Chancellor Kent defines a loan to be a bailment of an article for a certain time, to be used by the borrower, without paying for the use. (2 Kent’s Com. Lecture 40, p. 578, 4th Edition.) And this language is copied, almost verbatim, from Sir William Jones. See Treatise on Bailments, pp. 118, 217. Ayliffe says, “it is a grant of something, made in a gratuitous manner, for some certain use and for a certain term of time, expressed or implied, to the end that the same species should be again returned or restored again to us ; and not another species of the same kind or nature, and this in as good plight as it was delivered”. (Pandects, B. 4, tit. 16, p. 516.)

[8.] The obligation of the borrower is, to take proper care of the thing borrowed — to use it according to the intention of the lender — to restore it at the proper time, and to restore it in a proper condition. (Story on Bailments, §§282, 254, 255.)

[9.] Not only is the borrower to make a return of the thing, at the time, and in the place, and in the manner contemplated by the contract, but he must make alike return of all the increments and offspring of the thing lent. (Ib. §257.)

[10.] The continuance of the loan rests upon the good pleasure and good faith of the lender, and is therefore strictly precarious. A loan being strictly gratuitous, the lender may terminate it whenever he pleases. (Story on Bail. §277. Viner's *26Ab. Bailment D. Bacon's Abr. Bailment D. 9 Cowen, 687. 9 East. 49. 1 Dane's Ab. Ch. 17, Art. 4, §10. 2 Leon. R. 30, 89. Dyer, 48 b. Cro. Jac. 687. 2 Roll. R. 460. 1. Sir. R. 165. Shepherd’s Epitome — Countermand.

[11.] The thing loaned is to be restored to the lender, unless it has been agreed that the restitution shall be to some other person. If, the lender be dead, it is to be restored to his personal representative, if known. (Story on Bail. §262.)

[12.] During the period of the loan, the lender still retains the sole proprietary interest, and nothing passes to the borrower but a mere right of possession and user of the thing, during the continuance of the bailment:

[13.] So that an action for a trespass or conversion, will lie in favor of the lender against a stranger, who has obtained a wrongful possession or has made a wrongful conversion of the thing loaned. (11 Johns. 285. 7 Cowen, 753. 9 Ib. 687. 2 Saunders, by Williams, 47, b.
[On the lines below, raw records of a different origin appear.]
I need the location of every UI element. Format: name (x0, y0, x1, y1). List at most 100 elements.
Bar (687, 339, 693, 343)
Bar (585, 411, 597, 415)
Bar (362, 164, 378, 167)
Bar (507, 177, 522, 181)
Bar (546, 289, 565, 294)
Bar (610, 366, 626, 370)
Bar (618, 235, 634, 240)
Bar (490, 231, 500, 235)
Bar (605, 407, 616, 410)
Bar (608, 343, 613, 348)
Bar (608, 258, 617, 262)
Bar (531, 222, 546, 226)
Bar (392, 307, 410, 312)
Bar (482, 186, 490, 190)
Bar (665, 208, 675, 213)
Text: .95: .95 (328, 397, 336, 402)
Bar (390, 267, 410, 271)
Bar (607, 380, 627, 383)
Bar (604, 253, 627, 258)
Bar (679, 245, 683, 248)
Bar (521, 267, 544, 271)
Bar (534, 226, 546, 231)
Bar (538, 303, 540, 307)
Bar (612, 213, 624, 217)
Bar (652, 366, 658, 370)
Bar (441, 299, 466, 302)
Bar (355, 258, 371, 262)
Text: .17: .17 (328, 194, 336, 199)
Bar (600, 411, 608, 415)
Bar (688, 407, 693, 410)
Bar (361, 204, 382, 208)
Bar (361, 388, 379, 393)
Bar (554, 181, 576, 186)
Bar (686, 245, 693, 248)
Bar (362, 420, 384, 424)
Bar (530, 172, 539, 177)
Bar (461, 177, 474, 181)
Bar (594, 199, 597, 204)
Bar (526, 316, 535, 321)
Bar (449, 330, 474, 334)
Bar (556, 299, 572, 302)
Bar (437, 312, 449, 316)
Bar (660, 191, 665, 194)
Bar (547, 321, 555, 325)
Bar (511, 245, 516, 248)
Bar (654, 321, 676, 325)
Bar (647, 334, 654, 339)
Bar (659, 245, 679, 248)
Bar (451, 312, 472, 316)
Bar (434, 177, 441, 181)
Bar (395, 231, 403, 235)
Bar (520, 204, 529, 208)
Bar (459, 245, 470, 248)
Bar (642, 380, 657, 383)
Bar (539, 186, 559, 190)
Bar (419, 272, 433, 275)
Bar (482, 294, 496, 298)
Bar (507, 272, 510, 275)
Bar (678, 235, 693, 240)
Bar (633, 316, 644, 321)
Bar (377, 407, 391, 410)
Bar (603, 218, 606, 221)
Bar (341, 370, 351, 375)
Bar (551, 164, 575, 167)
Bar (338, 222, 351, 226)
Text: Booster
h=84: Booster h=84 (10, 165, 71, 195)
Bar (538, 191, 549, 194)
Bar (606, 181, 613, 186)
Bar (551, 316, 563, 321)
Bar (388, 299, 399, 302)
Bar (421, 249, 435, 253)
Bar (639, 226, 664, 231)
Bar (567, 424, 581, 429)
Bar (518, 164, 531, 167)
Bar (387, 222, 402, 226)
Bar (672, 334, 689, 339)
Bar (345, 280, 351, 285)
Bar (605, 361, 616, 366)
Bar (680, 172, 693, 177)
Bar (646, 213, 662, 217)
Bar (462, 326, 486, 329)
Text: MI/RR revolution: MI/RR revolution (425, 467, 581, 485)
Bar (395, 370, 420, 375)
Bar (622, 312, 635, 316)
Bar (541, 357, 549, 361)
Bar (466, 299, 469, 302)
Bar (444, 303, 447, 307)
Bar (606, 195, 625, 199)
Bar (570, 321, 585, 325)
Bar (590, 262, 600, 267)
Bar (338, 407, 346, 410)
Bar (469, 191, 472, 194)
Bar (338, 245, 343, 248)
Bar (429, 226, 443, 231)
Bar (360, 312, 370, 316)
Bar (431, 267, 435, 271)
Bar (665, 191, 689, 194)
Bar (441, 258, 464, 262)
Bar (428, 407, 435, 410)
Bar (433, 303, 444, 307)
Bacon’s Abr. Trespass C. 2. Ib. Trover C. 1 T. R. 480. 2 Camp. 464. 8 Johns. 432. 13 Johns. 141. 2 Kent’s Com. Lect. 40, p. 574, 4th Edition.)

The foregoing propositions, fully warranted as they are by adjudicated cases, demonstrate, so clearly, the nature of this transaction, to-wit: that it is neither a remainder nor a reversion, but a loan, for a definite period, with the express understanding, that at the death of Mrs. Terrell, the woman, and of course her offspring, born during the lifetime of Mrs. Terrell, should be returned to Richard Hodges, if living; or if dead, to his daughter Martha, or his heirs: I say, that this so unmistakably, is. the legal character of this contract, that we are unwilling to' olaborate it further.

I have said that these contracts of gratuitous loans, were subjects of daily occurrence, in the actual business of human life. This record shows that the very defence set up by Richmond Terrell, is founded upon the validity of such contracts. Whether the generous confidence bestowed by either or both of these parties, in the other, has been abused, remains to be seen.